The SFO said it had spent just over $100,000 on lawyers and consultants including translators - and the trial prosecutors were costing just over $2000 a day.
That doesn't include the thousands of hours its own investigators and forensic accountants spent poring over millions of documents, executing search warrants and seizing computers and cellphones.
"It can be tempting for a regulator to think we've done a huge amount of work here and poured a massive amount of public money into this investigation so let's just barrel ahead with charges," Lowery said.
"After all it's up to the court to decide so we'll just lay them and see what happens and if the pros fails at trial it might just spark a debate about amendments to the law."
But even in levelling the charges, Lowery said the SFO had done damage to the accused.
"The problem is criminal proceedings aren't a game, it's not monopoly. It's the real world and in the real world serious allegations have serious consequences. The Crown has levelled very serious allegations against these defendants, life altering allegations."
The trial merges two cases, one concerning a $35,000 donation to the Labour Party in 2017 and another case concerning two $100,000 donations to the National Party - one made that same year and another in 2018.
For the National Party donations, the Serious Fraud Office has charged Jami-Lee Ross and three businessmen Yikun Zhang, Shija (Colin) Zheng and Zheng's twin brother Hengjia (Joe) Zheng.

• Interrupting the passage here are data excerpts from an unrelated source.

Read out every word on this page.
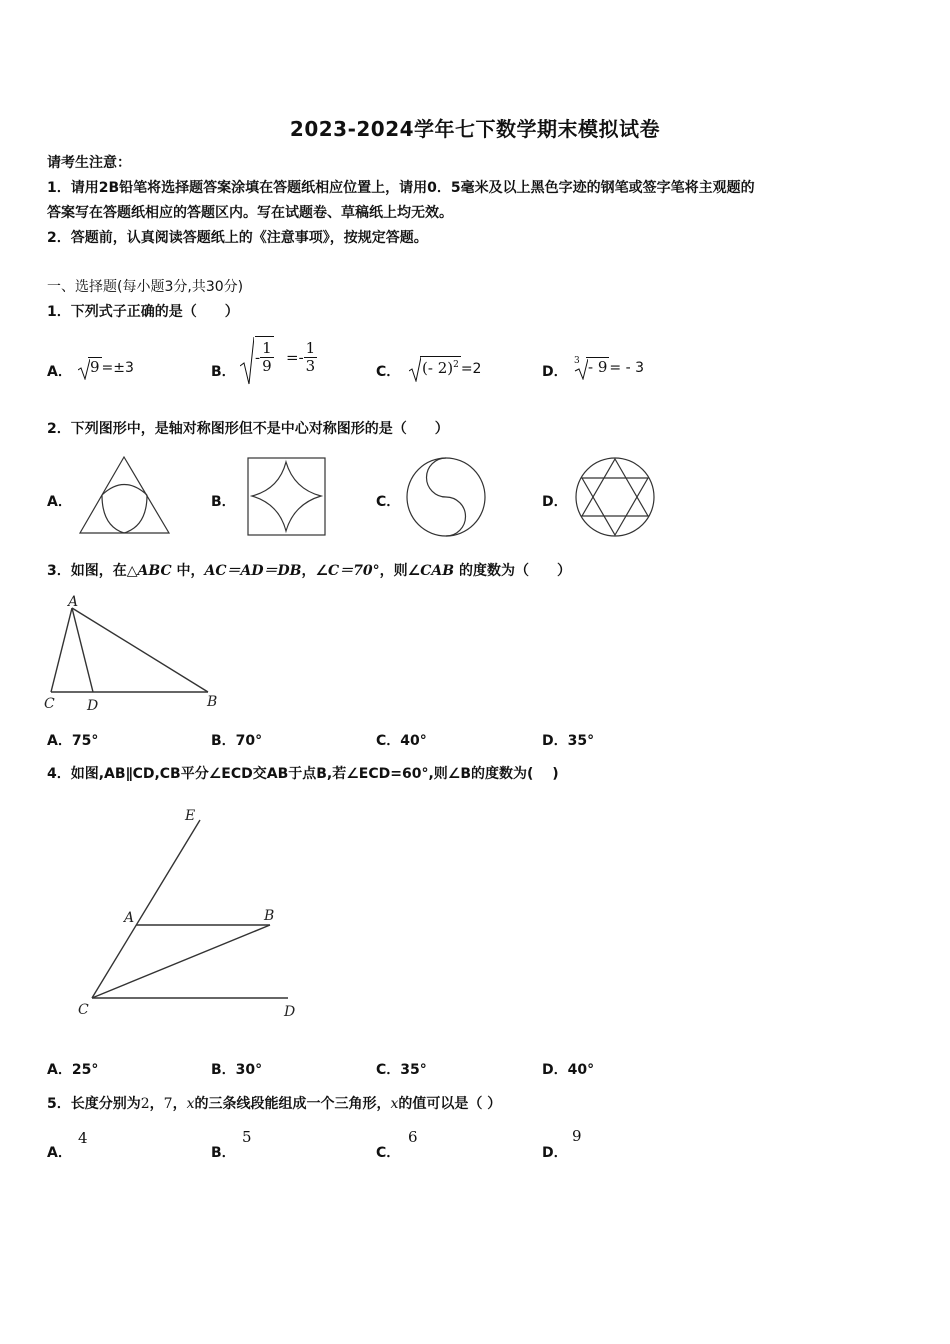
2023-2024学年七下数学期末模拟试卷
请考生注意：
1．请用2B铅笔将选择题答案涂填在答题纸相应位置上，请用0．5毫米及以上黑色字迹的钢笔或签字笔将主观题的
答案写在答题纸相应的答题区内。写在试题卷、草稿纸上均无效。
2．答题前，认真阅读答题纸上的《注意事项》，按规定答题。
一、选择题(每小题3分,共30分)
1．下列式子正确的是（　　）
A．	9 =±3	B．
- $\frac{1}{9} =- \frac{1}{3}$	C．	(- 2)$^2$ =2	D．
3 - 9 = - 3
2．下列图形中，是轴对称图形但不是中心对称图形的是（　　）
A．	B．	C．	D．
3．如图，在△ABC 中，AC＝AD＝DB，∠C＝70°，则∠CAB 的度数为（　　）
A
C D	B
A．75°	B．70°	C．40°	D．35°
4．如图,AB∥CD,CB平分∠ECD交AB于点B,若∠ECD=60°,则∠B的度数为(　 )
E
A	B
C	D
A．25°	B．30°	C．35°	D．40°
5．长度分别为2，7，x的三条线段能组成一个三角形，x的值可以是（ ）
A．
4
B．
5
C．
6
D．
9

The three businessmen also face charges related to the Labour Party donation, alongside three others with name suppression.
Lowery told the court his client, a man with name suppression, did allow his name to be put forward as a donor to the Labour Party.
But he said his client was unaware of any plan to commit fraud or to hide the identity of the alleged true donor, Zhang.
Paul Dacre QC, acting for businessman Colin Zheng, whom the Crown alleges was among those taking part in the scheme to hide the true donor, told the court his client - a Justice of the Peace - was not aware of the rules for disclosing donations.
"There's another way of looking at this and that is to say, well look, it's such a shambles nobody seems to know how these donations are done."
The trial is expected to draw to a close today, with Jami-Lee Ross's lawyers summing up.